There were no immediate reports of injuries in Parker County from at least several twisters either confirmed or reported by law enforcement and storm spotters.
The storms began to build west of Mineral Wells and multiplied and intensified as they marched east and northeast. Residents in Mineral Wells saw up to grapefruit-size hail that damaged homes, vehicles and businesses.
As that storm approached Parker County, spotters reported circulation in the skies south of Mineral Wells. That was the part of the storm that produced a sighted tornado on the ground in the southern part of Millsap at White Bull Lane and Farm-to-Market Road 113, where the home of the famous White Bull was heavily damaged, though the residents were said to have not been home at the time.
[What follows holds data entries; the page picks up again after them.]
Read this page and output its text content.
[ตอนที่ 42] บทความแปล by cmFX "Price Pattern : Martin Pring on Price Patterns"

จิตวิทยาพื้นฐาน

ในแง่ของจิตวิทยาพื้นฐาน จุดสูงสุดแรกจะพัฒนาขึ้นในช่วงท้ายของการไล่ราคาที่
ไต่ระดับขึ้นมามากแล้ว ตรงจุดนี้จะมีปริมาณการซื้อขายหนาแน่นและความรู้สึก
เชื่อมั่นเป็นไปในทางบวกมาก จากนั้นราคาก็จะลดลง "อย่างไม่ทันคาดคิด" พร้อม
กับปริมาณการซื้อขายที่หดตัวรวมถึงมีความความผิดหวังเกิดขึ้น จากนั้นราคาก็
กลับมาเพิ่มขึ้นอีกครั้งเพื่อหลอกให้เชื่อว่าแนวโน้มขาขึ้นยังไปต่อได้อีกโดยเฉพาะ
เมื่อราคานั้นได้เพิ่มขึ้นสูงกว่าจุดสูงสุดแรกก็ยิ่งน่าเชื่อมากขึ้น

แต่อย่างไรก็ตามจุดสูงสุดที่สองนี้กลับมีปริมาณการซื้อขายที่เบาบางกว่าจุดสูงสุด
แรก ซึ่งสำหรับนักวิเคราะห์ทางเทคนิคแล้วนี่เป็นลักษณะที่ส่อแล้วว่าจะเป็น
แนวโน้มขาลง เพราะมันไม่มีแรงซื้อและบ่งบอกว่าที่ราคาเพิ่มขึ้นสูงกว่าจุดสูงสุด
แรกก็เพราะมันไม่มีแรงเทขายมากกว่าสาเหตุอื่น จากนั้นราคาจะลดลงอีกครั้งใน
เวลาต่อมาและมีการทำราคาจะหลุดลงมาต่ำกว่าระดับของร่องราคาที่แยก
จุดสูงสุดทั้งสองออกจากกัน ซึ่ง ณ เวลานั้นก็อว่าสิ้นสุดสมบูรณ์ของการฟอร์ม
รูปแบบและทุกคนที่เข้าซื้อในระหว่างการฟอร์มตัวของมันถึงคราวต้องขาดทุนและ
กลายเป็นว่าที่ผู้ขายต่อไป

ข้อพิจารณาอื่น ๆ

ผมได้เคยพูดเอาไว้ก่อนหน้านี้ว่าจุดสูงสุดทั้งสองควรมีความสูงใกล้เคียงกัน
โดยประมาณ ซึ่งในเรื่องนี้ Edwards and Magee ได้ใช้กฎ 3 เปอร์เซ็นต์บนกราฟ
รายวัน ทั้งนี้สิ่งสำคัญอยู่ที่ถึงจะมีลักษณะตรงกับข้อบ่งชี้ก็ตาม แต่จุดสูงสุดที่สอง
It was not certain if the brick home’s damage was from a tornado or caused by high winds. Other structures northwest of the residence were also reported damaged, including a destroyed barn, but there were no reports of injuries.
A second tornado was soon reported near Interstate 20 at the 409 mile marker. Moving southeast, that twister was possibly one that was reported on the ground in the 2700 block of Tin Top Road.
Karen and Chad Sanders had a close call in the 4700 block of Tin Top Road.
The couple was home watching television when their show was interrupted with news of the weather and they went outside.